Ela sorria com a chávena na mão. Era realmente bela. Toda de rosa, naquele quimono de seda, lembrava uma flor maravilhosa, uma flor de lenda, inacessível aos mortais. Eu compreendia a futilidade, a tolice, a miséria lamentável dos homens, diante da sedução de Vênus Vingadora, da Vênus que não se entregara nunca, e era honesta sem amantes, sem crimes, sem calunias...

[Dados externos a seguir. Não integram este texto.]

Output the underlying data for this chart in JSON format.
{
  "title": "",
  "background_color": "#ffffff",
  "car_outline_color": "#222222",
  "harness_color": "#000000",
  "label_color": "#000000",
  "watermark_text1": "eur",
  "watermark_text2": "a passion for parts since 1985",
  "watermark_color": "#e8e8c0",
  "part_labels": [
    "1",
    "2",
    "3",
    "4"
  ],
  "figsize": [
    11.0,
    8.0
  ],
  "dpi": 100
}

Mas por que ia ela para a Europa? Por que me humilhava com aquela intimidade de correspondência aberta? Por quê? Os meus dedos encontraram uma gaveta. Abri-a. Nunca a linda Irene de Souza amara um homem! Era honesta, era o pólo do desejo! Ah! não... várias cartas. Apanho uma ao acaso. Um selo italiano. Tirei-a do invólucro: "Cruel. Hei de matar-te se alguma vez te encontrar ajeito. Não me quiseste e eu peno, peno há cinco anos. Conto que ainda hei de ver o teu sorriso indiferente, 6 8,6 8, oitavo do século, no mesmo lugar. Preciso muito..."

Não continuei.

- E olhe que tem também um doido.

- Palavra?

- Um sujeito que está na Itália, ao que parece. Fala do número 8, chama-a cruel.

- E eu que ainda não tinha lido! Com efeito. E curioso. E assina-se César! Não faz coleção de selos? A filatelia está em moda.

- Como todas as parvoices inofensivas. Ainda lá não cheguei.